Alexander McQueen Faces a Second Lawsuit [Updated]

Photo: Danny Martindale/Getty Images

Months after its first employee filed a discrimination lawsuit, the house of McQueen has been served with a second complaint. This time, Moselle Blanco, a saleswoman at the brand’s New York flagship, says that she fell victim to ethnic slurs by store managers for over a decade, reports the New York Daily News. According to a lawsuit she filed with the State Supreme Court on Wednesday, Blanco claims that she routinely complained that her supervisors supposedly called her insults like “burrito face,” “goya princess,” and “greasy hands like a Mexican.” (They claimed these terms weren’t racist, but rather a hallmark of the loving “brother-sister”-like relationship among the staffers.) And then, they apparently refused to address the problems until Blanco was eventually fired after a dress snafu involving Jessica Seinfeld.
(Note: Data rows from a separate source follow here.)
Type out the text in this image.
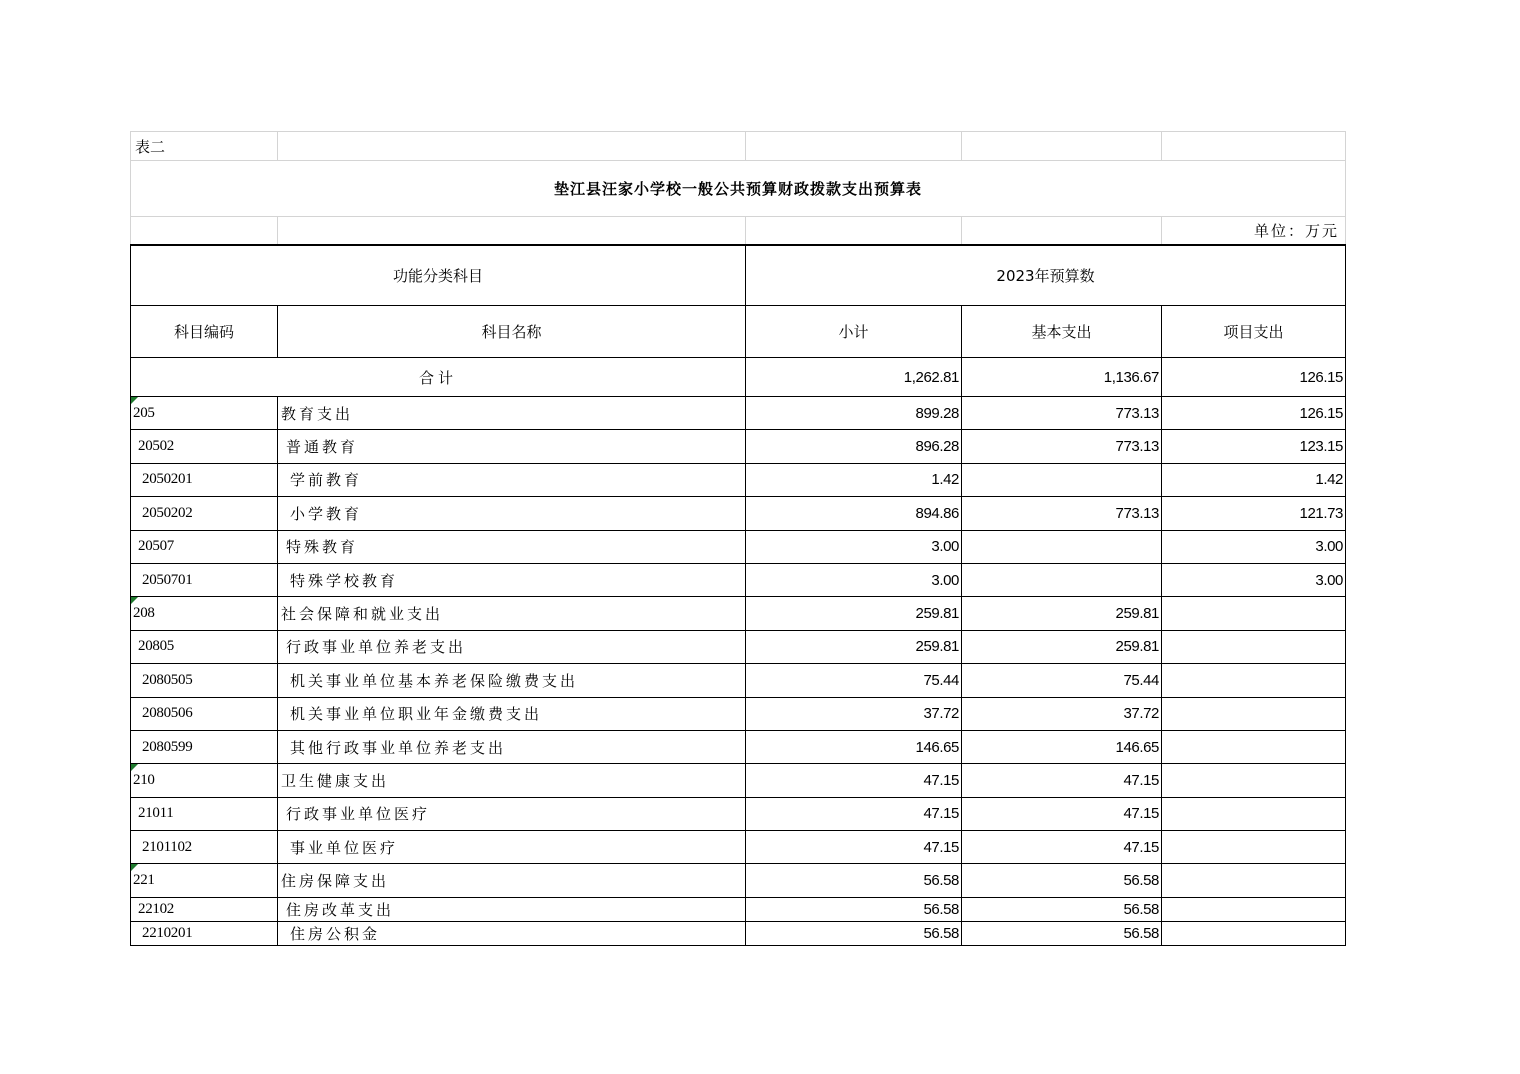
表二				
垫江县汪家小学校一般公共预算财政拨款支出预算表				
				单位：万元
功能分类科目		2023年预算数		
科目编码	科目名称	小计	基本支出	项目支出
合计		1,262.81	1,136.67	126.15
205	教育支出	899.28	773.13	126.15
20502	普通教育	896.28	773.13	123.15
2050201	学前教育	1.42		1.42
2050202	小学教育	894.86	773.13	121.73
20507	特殊教育	3.00		3.00
2050701	特殊学校教育	3.00		3.00
208	社会保障和就业支出	259.81	259.81	
20805	行政事业单位养老支出	259.81	259.81	
2080505	机关事业单位基本养老保险缴费支出	75.44	75.44	
2080506	机关事业单位职业年金缴费支出	37.72	37.72	
2080599	其他行政事业单位养老支出	146.65	146.65	
210	卫生健康支出	47.15	47.15	
21011	行政事业单位医疗	47.15	47.15	
2101102	事业单位医疗	47.15	47.15	
221	住房保障支出	56.58	56.58	
22102	住房改革支出	56.58	56.58	
2210201	住房公积金	56.58	56.58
A rep for McQueen didn’t immediately respond to our phone call and e-mail for comment.

At this time, we’d like to suggest that someone enroll McQueen managers and any Lululemon spokespeople in a mandatory corporate retraining program.

UPDATE: A McQueen rep has e-mailed to say:  “Alexander McQueen is committed to equality in the workplace, and we are proud of our diverse employee base. We take any allegations of this nature seriously and will always investigate them thoroughly, but we will not comment on individual cases.”